By Dr. Ken Broda-Bahm:
Give me the bite-sized version, break it down into pieces, and tell it to me step-by-step. The brain loves to segment, and the process known as "chunking" seems to be a central part of how we recognize patterns, manage information, and form new insights. A recent perspective on the process is articulated by Cambridge neuroscientist Daniel Bor in his book, The Ravenous Brain (2012). According to Dr. Bor, this ability to chunk is a key feature -- perhaps the key feature -- in human consciousness. "The process of combining more primitive pieces of information to create something more meaningful," he writes, "is a crucial aspect both of learning and of consciousness and is one of the defining features of human experience."

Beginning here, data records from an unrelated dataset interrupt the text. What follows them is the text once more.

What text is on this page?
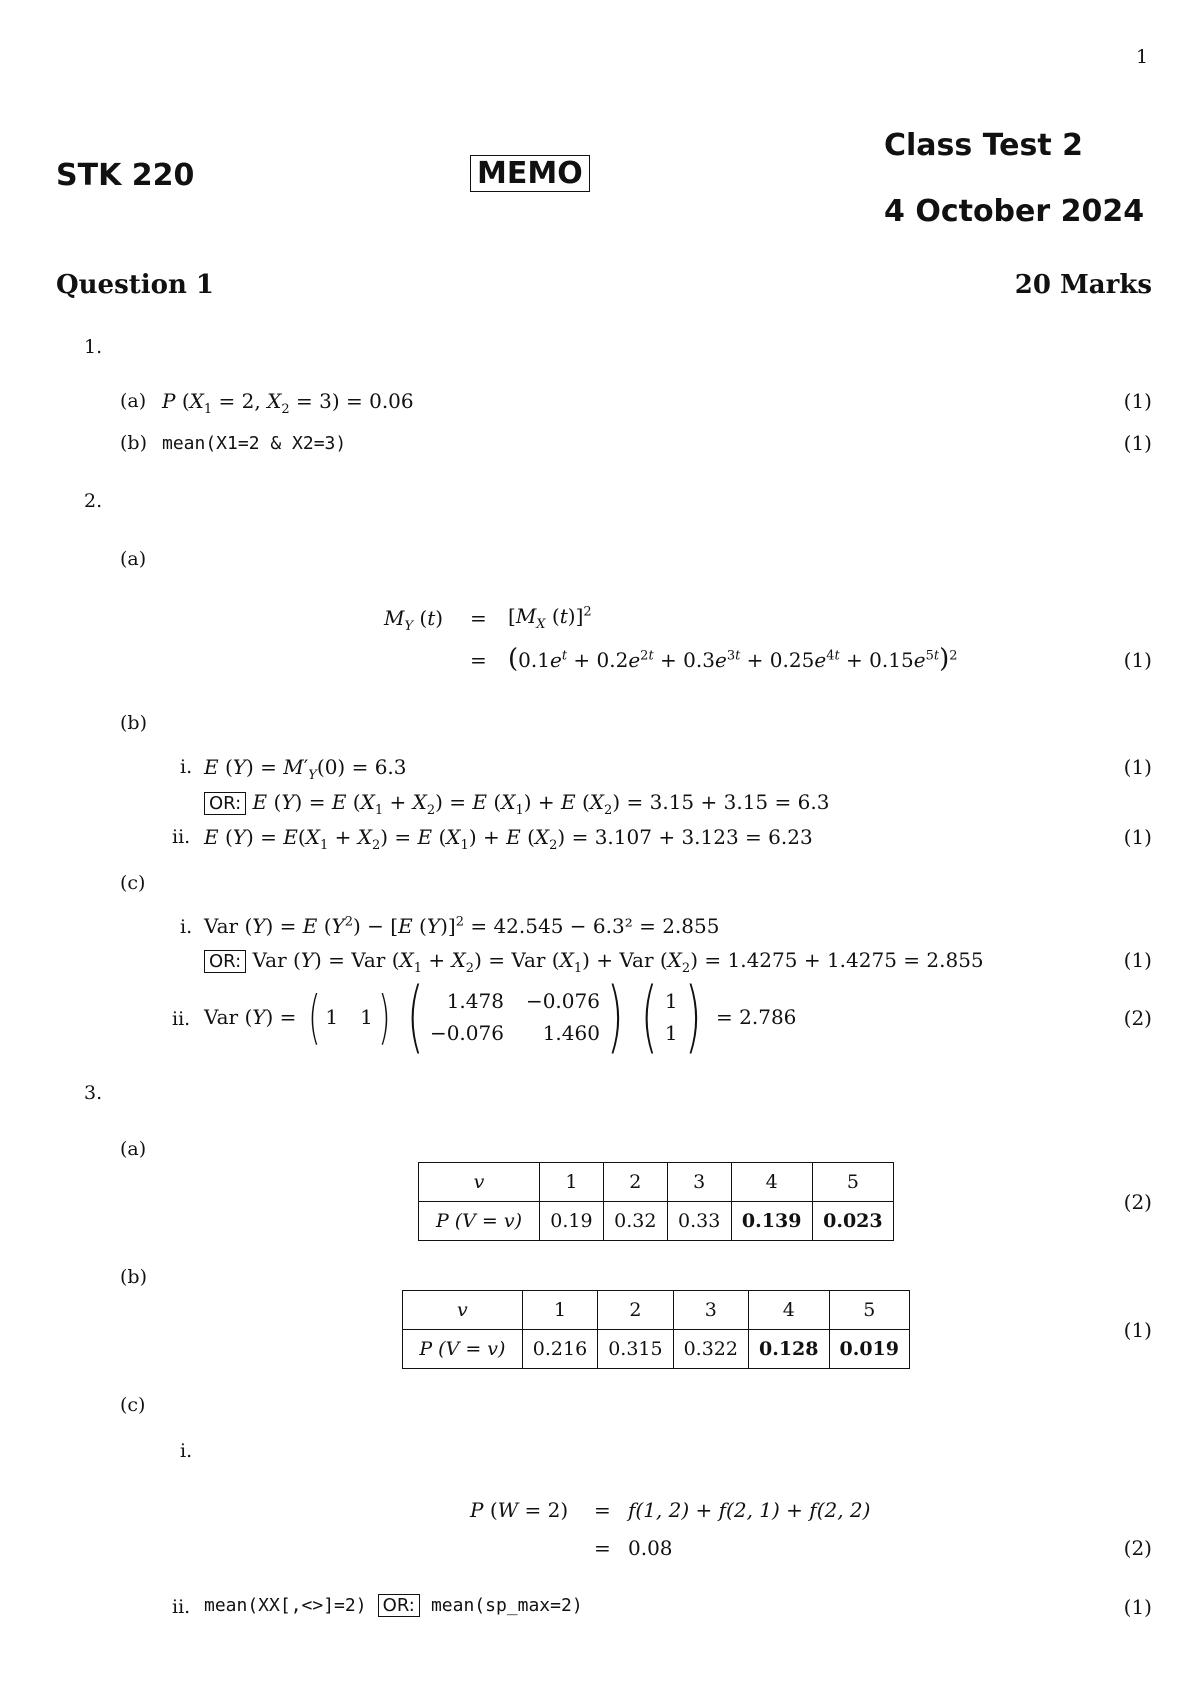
1
STK 220	MEMO
Class Test 2
4 October 2024
Question 1	20 Marks
1.
(a) P ($X_1 = 2$, $X_2 = 3) = 0.06$	(1)
(b) mean(X1=2 & X2=3)	(1)
2.
(a)
$M_Y$ $(t) = [M_X$ (t)]$^2$
= $(0.1e^t + 0.2e^{2t} + 0.3e^{3t} + 0.25e^{4t} + 0.15e^{5t})^2$	(1)
(b)
i. E $(Y) = M'_Y(0) = 6.3$	(1)
OR: E (Y) = E $(X_1 + X_2) = E$ $(X_1) + E$ $(X_2) = 3.15 + 3.15 = 6.3$
ii. E $(Y) = E(X_1 + X_2) = E$ $(X_1) + E$ $(X_2) = 3.107 + 3.123 = 6.23$	(1)
(c)
i. Var (Y) = E $(Y^2) - [E$ (Y)]$^2$ = 42.545 − 6.3² = 2.855
OR: Var (Y) = Var $(X_1 + X_2)$ = Var $(X_1)$ + Var $(X_2) = 1.4275 + 1.4275 = 2.855$	(1)
ii. Var (Y) = ( 1 1 ) (	1.478 −0.076
−0.076	1.460 ) ( 1
1 ) = 2.786	(2)
3.
(a)
v	1	2	3	4	5
P (V = v)	0.19	0.32	0.33	0.139	0.023
(2)
(b)
v	1	2	3	4	5
P (V = v)	0.216	0.315	0.322	0.128	0.019
(1)
(c)
i.
P (W = 2) = f(1, 2) + f(2, 1) + f(2, 2)
= 0.08	(2)
ii. mean(XX[,<>]=2) OR: mean(sp_max=2)	(1)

The book covers a broad sweep, and it is likely that I’ll be mining it for future posts. But one of the clearest implications of Bor’s thesis is that practical persuaders need to adapt to the brain’s preference for patterns by giving the gray matter what it’s looking for. And if it's true that an essential element in making meaning is conveying these chunks of information, the "small nuggets of meaning that are particularly salient," then that is a very important concept for persuaders to understand. While much of the media attention regarding Bor's work (e.g. this piece from Lifehacker) has focused on use as a memory aid to remember longer and longer chains of numbers, for example, the more basic implication of chunking lies in giving us insight into how we experience and perceive. Though chunking "can vastly increase the practical limits of working memory," Bor clarifies, "it is not merely a faithful servant of working memory -- instead it is the secret master of this online store, and the main purpose of consciousness." A recognition of components and an ability to organize them into patterns is nothing short of the substructure of how we perceive, think, and are persuaded. This need to break information into chunks has implications for all communicators, including litigators at all phases of trial: voir dire, opening, witness examination, and closing.